When you go to fill up your car, you may be confused by the number of different fuels available with names like ‘super’, ‘premium’ or ‘high octane’. You may be wondering what is the difference between unleaded and super unleaded, and does it matter which kind I put in my car?
In this guide we’ll specifically talk about the different types of unleaded petrol – we’ll discuss diesel and LPG in future articles.
What is the difference between unleaded and super unleaded in the UK?
There are actually a few different types of unleaded petrol, with slightly confusing names.
Standard Unleaded (E10)
- 95 octane rating
- 10% bioethanol content
This is the standard grade of petrol sold at all forecourts in Britain (and soon to be rolled out in Northern Ireland). The “E10” refers to the 10% renewable ethanol content which helps reduce carbon emissions. Most modern petrol cars (sold after 2011) can run on E10.
Premium Unleaded (E5)
- 95 octane rating
- 5% bioethanol content
Although it uses the name “Premium”, this is actually just standard petrol that is suitable for almost all petrol cars. It has a 5% ethanol content, making it suitable for older cars that can’t use E10.
- 97-99 octane rating
- Up to 5% bioethanol content
“Super” fuels have a higher octane rating. Certain high-performance cars (particularly Japanese sports cars) require or strongly recommend high-octane petrol. Check your owner’s manual if you are unsure.
You can put super petrol in an ordinary car, but it’s more expensive and unlikely to make any noticeable difference.
Super unleaded can contain some bioethanol, but there no government requirement saying that it has to.
Other premium fuels
Some petrol stations sell their own brand of premium fuel. These are high-octane (super unleaded) with a RON of 97 or higher. In addition to this they often contain extra additives designed to clean or maintain your engine. Different retailers use different names and have slightly different octane levels. We’ve listed a few popular brands below:
|Retailer||Premium Fuel Name||Octane Rating (RON)|
|Esso||Synergy Supreme+ 99||99|
|Texaco||Supreme Unleaded 97||97|
What does RON mean?
RON stands for “Research Octane Number”. Also known as “octane rating” or “octane number”.
It is a measurement that describes how much compression the petrol can withstand before igniting. Some higher compression engines require a higher octane fuel.
Putting high-octane petrol in a car with a standard engine will not result in higher performance.

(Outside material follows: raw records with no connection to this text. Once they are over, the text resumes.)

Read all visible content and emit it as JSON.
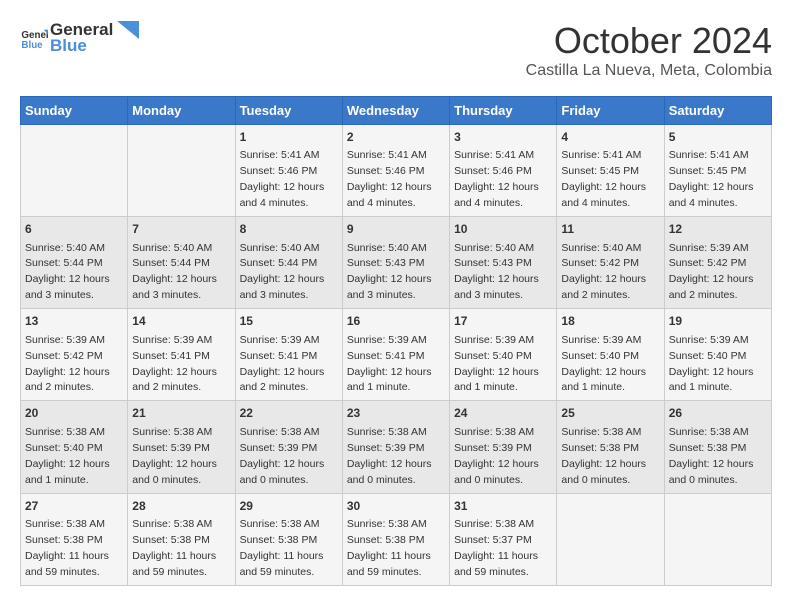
{
  "header": {
    "logo_line1": "General",
    "logo_line2": "Blue",
    "month": "October 2024",
    "location": "Castilla La Nueva, Meta, Colombia"
  },
  "weekdays": [
    "Sunday",
    "Monday",
    "Tuesday",
    "Wednesday",
    "Thursday",
    "Friday",
    "Saturday"
  ],
  "weeks": [
    [
      {
        "day": "",
        "info": ""
      },
      {
        "day": "",
        "info": ""
      },
      {
        "day": "1",
        "info": "Sunrise: 5:41 AM\nSunset: 5:46 PM\nDaylight: 12 hours\nand 4 minutes."
      },
      {
        "day": "2",
        "info": "Sunrise: 5:41 AM\nSunset: 5:46 PM\nDaylight: 12 hours\nand 4 minutes."
      },
      {
        "day": "3",
        "info": "Sunrise: 5:41 AM\nSunset: 5:46 PM\nDaylight: 12 hours\nand 4 minutes."
      },
      {
        "day": "4",
        "info": "Sunrise: 5:41 AM\nSunset: 5:45 PM\nDaylight: 12 hours\nand 4 minutes."
      },
      {
        "day": "5",
        "info": "Sunrise: 5:41 AM\nSunset: 5:45 PM\nDaylight: 12 hours\nand 4 minutes."
      }
    ],
    [
      {
        "day": "6",
        "info": "Sunrise: 5:40 AM\nSunset: 5:44 PM\nDaylight: 12 hours\nand 3 minutes."
      },
      {
        "day": "7",
        "info": "Sunrise: 5:40 AM\nSunset: 5:44 PM\nDaylight: 12 hours\nand 3 minutes."
      },
      {
        "day": "8",
        "info": "Sunrise: 5:40 AM\nSunset: 5:44 PM\nDaylight: 12 hours\nand 3 minutes."
      },
      {
        "day": "9",
        "info": "Sunrise: 5:40 AM\nSunset: 5:43 PM\nDaylight: 12 hours\nand 3 minutes."
      },
      {
        "day": "10",
        "info": "Sunrise: 5:40 AM\nSunset: 5:43 PM\nDaylight: 12 hours\nand 3 minutes."
      },
      {
        "day": "11",
        "info": "Sunrise: 5:40 AM\nSunset: 5:42 PM\nDaylight: 12 hours\nand 2 minutes."
      },
      {
        "day": "12",
        "info": "Sunrise: 5:39 AM\nSunset: 5:42 PM\nDaylight: 12 hours\nand 2 minutes."
      }
    ],
    [
      {
        "day": "13",
        "info": "Sunrise: 5:39 AM\nSunset: 5:42 PM\nDaylight: 12 hours\nand 2 minutes."
      },
      {
        "day": "14",
        "info": "Sunrise: 5:39 AM\nSunset: 5:41 PM\nDaylight: 12 hours\nand 2 minutes."
      },
      {
        "day": "15",
        "info": "Sunrise: 5:39 AM\nSunset: 5:41 PM\nDaylight: 12 hours\nand 2 minutes."
      },
      {
        "day": "16",
        "info": "Sunrise: 5:39 AM\nSunset: 5:41 PM\nDaylight: 12 hours\nand 1 minute."
      },
      {
        "day": "17",
        "info": "Sunrise: 5:39 AM\nSunset: 5:40 PM\nDaylight: 12 hours\nand 1 minute."
      },
      {
        "day": "18",
        "info": "Sunrise: 5:39 AM\nSunset: 5:40 PM\nDaylight: 12 hours\nand 1 minute."
      },
      {
        "day": "19",
        "info": "Sunrise: 5:39 AM\nSunset: 5:40 PM\nDaylight: 12 hours\nand 1 minute."
      }
    ],
    [
      {
        "day": "20",
        "info": "Sunrise: 5:38 AM\nSunset: 5:40 PM\nDaylight: 12 hours\nand 1 minute."
      },
      {
        "day": "21",
        "info": "Sunrise: 5:38 AM\nSunset: 5:39 PM\nDaylight: 12 hours\nand 0 minutes."
      },
      {
        "day": "22",
        "info": "Sunrise: 5:38 AM\nSunset: 5:39 PM\nDaylight: 12 hours\nand 0 minutes."
      },
      {
        "day": "23",
        "info": "Sunrise: 5:38 AM\nSunset: 5:39 PM\nDaylight: 12 hours\nand 0 minutes."
      },
      {
        "day": "24",
        "info": "Sunrise: 5:38 AM\nSunset: 5:39 PM\nDaylight: 12 hours\nand 0 minutes."
      },
      {
        "day": "25",
        "info": "Sunrise: 5:38 AM\nSunset: 5:38 PM\nDaylight: 12 hours\nand 0 minutes."
      },
      {
        "day": "26",
        "info": "Sunrise: 5:38 AM\nSunset: 5:38 PM\nDaylight: 12 hours\nand 0 minutes."
      }
    ],
    [
      {
        "day": "27",
        "info": "Sunrise: 5:38 AM\nSunset: 5:38 PM\nDaylight: 11 hours\nand 59 minutes."
      },
      {
        "day": "28",
        "info": "Sunrise: 5:38 AM\nSunset: 5:38 PM\nDaylight: 11 hours\nand 59 minutes."
      },
      {
        "day": "29",
        "info": "Sunrise: 5:38 AM\nSunset: 5:38 PM\nDaylight: 11 hours\nand 59 minutes."
      },
      {
        "day": "30",
        "info": "Sunrise: 5:38 AM\nSunset: 5:38 PM\nDaylight: 11 hours\nand 59 minutes."
      },
      {
        "day": "31",
        "info": "Sunrise: 5:38 AM\nSunset: 5:37 PM\nDaylight: 11 hours\nand 59 minutes."
      },
      {
        "day": "",
        "info": ""
      },
      {
        "day": "",
        "info": ""
      }
    ]
  ]
}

Which cars can’t use E10 petrol?
Some older cars built before 2011 cannot use E10 fuel, and should use premium/E5 instead (cars built after 2011 can use E10 without any issues). E10 can corrode or damage components in older engines.
If you are unsure if your car can use E10, you can use the free checker on the government website.
Does my car need super unleaded?
Only high-performance sports cars require super fuel. Putting super unleaded petrol in your standard family car will not make it any faster or more powerful.
Your car’s owner manual will tell you if your car must use super unleaded.
Can you mix normal and super unleaded petrol?
In theory, if you mix even amounts of standard and super fuel, you will end up with a medium octane rating of around 96-97. However there isn’t really a good reason to do this – you should stick to the octane rating recommended by your car’s manufacturer.
It is important to use the correct grade of petrol for your vehicle. Putting the wrong fuel in your car will waste money at best, and damage your car at worst.
- For most modern cars – use E10
- For older cars (pre-2011) – use E5
- For high-performance sports cars – use super unleaded
And if in doubt, refer to you owner’s manual!